4

How do we find maximum depth of Random Forest if we know the number of features ?

This is needed for regularizing random forest classifier.

mach
  • 318
  • 1
  • 5
  • 13
  • Why would you need to regularize the random forest classifier? How would you regularize? Some people get this part wrong. Fully grown tress are not over fitted, because bagging and random feature selection prevents that. – Soren Havelund Welling Oct 07 '15 at 07:31
  • When I trained it with 100% data and tested with the same full data, the accuracy was '1'. Its possible only in the case of overfitting, so I thought of regularizing it with max_depth parameter and yes it solved the problem, accuracy got increased – mach Oct 07 '15 at 07:42
  • Hey, You need to test it on a cross validation set. Obviously if you check the classifier on training set on which it is trained it would be quiet close to 100%. Please divide your training set into two parts. Training and Cross validation to check the performance. Also check correlation between features as those can also lead overfitting but your method of testing is erroneous in my humble opninion – Aditya Patel Oct 07 '15 at 10:30
  • Correlation between features is generally not a problem for random forest. Most random forest packages comes with a out-of-bag (OOB) cross validation which you get for free during training. Which package are you using? – Soren Havelund Welling Oct 07 '15 at 11:07
  • Limit or prune single trees not forests. Only if your data is super large you may limit max depth to speedup. But then it is better to lower bootstrap sample size as you both gain speed up and increased tree decorrelation. – Soren Havelund Welling Oct 07 '15 at 11:24

1 Answers1

2

I have not thought about this before. In general the trees are non-deterministic. Instead of asking what is the maximum depth? You may want to know what would be the average depth, or what is the chance of a tree has depth 20... Anyways it is possible to calculate some bounds of the maximum depth. So either a node runs out of (a)inbag samples or (b)possible splits.

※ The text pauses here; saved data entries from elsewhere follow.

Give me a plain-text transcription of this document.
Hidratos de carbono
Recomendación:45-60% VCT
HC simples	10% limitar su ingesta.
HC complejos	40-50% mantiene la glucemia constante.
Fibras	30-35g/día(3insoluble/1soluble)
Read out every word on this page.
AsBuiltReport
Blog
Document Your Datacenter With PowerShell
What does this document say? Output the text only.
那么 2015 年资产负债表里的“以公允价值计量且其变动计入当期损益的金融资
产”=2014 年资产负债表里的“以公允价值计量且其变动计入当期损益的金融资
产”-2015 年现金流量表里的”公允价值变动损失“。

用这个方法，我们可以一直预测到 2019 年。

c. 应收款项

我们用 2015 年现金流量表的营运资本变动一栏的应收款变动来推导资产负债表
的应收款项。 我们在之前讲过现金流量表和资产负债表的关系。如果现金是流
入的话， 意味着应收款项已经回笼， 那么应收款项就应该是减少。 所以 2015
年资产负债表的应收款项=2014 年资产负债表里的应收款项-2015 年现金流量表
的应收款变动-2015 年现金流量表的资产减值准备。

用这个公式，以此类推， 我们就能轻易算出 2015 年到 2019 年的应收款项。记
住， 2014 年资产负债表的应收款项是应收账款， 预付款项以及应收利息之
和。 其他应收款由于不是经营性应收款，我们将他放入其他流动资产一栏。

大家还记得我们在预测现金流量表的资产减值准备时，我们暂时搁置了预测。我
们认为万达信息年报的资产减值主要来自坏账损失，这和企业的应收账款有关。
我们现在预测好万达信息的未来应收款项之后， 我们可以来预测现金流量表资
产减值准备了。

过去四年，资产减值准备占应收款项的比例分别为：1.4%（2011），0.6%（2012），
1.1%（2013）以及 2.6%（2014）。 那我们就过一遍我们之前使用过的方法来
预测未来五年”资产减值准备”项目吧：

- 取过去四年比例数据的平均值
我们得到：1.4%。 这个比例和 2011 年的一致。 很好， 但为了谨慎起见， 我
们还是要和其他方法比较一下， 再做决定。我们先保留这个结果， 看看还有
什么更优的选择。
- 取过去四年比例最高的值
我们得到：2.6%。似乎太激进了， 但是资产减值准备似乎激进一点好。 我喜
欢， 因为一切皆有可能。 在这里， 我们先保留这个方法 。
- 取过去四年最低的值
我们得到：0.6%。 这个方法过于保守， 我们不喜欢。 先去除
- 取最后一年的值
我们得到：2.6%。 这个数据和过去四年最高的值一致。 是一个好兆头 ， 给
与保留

(a) If inbag samples(N) is the limiting part, one could imagine a classification tree, where all samples except one are forwarded left for each split. Then the maximum depth is N-1. This outcome is highly unlikely, but possible. The minimal depth tree, where all child nodes are equally big, then the minimal depth would be ~log2(N), e.g. 16,8,4,2,1. In practice the tree depth will be somewhere in between maximal in minimal. Settings controlling minimal node size, would reduce the depth.

(b) To check if features are limiting tree depth and you on before hand know the training set, then count how many training samples are unique. Unique samples (U) cannot be split. Do to boostrapping only ~0.63 of samples will be selected for every tree. N ~ U * 0.63. Use the rules from section (a). All unique samples could be selected during bootstrapping, but that is unlikely too.

If you do not know your training set, try to estimate how many levels (L[i]) possible could be found in each feature (i) out of d features. For categorical features the answer may given. For numeric features drawn from a real distribution, there would be as many levels as there are samples. Possible unique samples would be U = L[1] * L[2] * L[3] ... * L[d].

Soren Havelund Welling
  • 1,823
  • 1
  • 16
  • 23